What makes the flashlight problem so easy is our reliable knowledge about the straightforward, linear cause and effect relationship involved. But, approaching complex problems with an overly simplistic linear mindset will often make matters worse instead of better. Complex problems would be considerably less difficult if our notions about how the world works were more reliable.
Based on an analysis of the work of people, especially scientists, who have been extremely successful in solving complex problems, I have found three concepts that are important to a better understanding of knowledge building:
(1) Reality as we know it is just our perception of it—our individual map of reality, not the true territory of reality (see my paper, “A Transactional Approach to Economic Research”).
(2) The actions we take are an integral part of cause and effect loops, with purpose playing a critical and often overlooked role.
(3) Identifying our strongly held assumptions (beliefs) that influence what we perceive and how we determine our actions in the world is vitally important. This helps us in perceiving new feedback information and to achieving faster knowledge improvement .
Putting these concepts into practice takes conscious effort, because much of our life experience has been spent dealing with the outside world as independent components of reality for which one-way, or linear, cause and effect thinking is sufficient.

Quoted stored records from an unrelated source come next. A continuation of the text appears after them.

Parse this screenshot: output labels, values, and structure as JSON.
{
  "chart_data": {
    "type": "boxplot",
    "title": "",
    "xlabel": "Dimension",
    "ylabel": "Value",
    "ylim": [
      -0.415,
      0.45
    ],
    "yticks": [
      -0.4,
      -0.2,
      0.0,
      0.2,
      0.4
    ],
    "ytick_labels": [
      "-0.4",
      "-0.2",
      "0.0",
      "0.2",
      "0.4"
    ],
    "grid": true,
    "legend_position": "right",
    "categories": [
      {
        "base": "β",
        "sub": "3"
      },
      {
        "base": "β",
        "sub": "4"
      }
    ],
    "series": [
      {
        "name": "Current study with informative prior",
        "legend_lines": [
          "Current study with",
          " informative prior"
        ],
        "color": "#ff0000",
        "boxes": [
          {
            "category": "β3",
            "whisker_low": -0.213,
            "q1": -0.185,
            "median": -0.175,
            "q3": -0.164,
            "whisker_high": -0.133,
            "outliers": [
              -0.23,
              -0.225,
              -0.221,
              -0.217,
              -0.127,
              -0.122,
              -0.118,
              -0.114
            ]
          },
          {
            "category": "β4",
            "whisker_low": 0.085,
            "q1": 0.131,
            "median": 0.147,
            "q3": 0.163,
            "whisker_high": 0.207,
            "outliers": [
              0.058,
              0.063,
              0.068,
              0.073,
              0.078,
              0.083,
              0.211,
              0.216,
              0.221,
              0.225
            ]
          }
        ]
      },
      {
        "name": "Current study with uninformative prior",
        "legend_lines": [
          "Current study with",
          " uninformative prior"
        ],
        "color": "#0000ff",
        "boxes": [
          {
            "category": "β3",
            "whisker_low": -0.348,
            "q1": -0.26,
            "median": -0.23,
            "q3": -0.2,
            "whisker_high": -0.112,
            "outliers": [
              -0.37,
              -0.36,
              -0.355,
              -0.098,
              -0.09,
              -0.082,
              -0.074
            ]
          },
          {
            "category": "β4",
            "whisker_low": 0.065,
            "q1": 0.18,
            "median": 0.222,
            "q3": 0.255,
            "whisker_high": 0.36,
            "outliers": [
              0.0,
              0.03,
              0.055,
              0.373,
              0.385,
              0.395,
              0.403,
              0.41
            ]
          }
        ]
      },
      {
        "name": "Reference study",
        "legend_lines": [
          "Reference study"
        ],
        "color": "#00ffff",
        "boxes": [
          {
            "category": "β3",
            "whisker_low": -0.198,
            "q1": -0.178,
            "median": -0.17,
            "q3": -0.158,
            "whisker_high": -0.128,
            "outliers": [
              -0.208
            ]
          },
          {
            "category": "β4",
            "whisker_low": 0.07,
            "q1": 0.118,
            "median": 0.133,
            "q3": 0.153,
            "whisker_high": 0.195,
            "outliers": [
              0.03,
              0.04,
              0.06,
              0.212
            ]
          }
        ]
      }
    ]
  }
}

The perceiving-acting-knowing system, or PAK Loop (illustrated at the bottom of the home page on this website), stresses that knowledge building is a unified transaction. The researcher is as much a part of whatever is being investigated as the other aspects chosen for attention.
The researcher's complex web of experiences has formed an assumptive world (a mindset) that is an unavoidable part of inquiry and can cause biased thinking of which the researcher is not at all aware. A researcher's biases affect what is perceived as the problem, the initial selection of which variables are important, the first hunch about how the variables might be related, and the feedback mechanisms to be used for evaluating the hypotheses.
This orientation is a crucial starting point for improving the process of understanding the consequences of our actions; in a nutshell, for learning what works.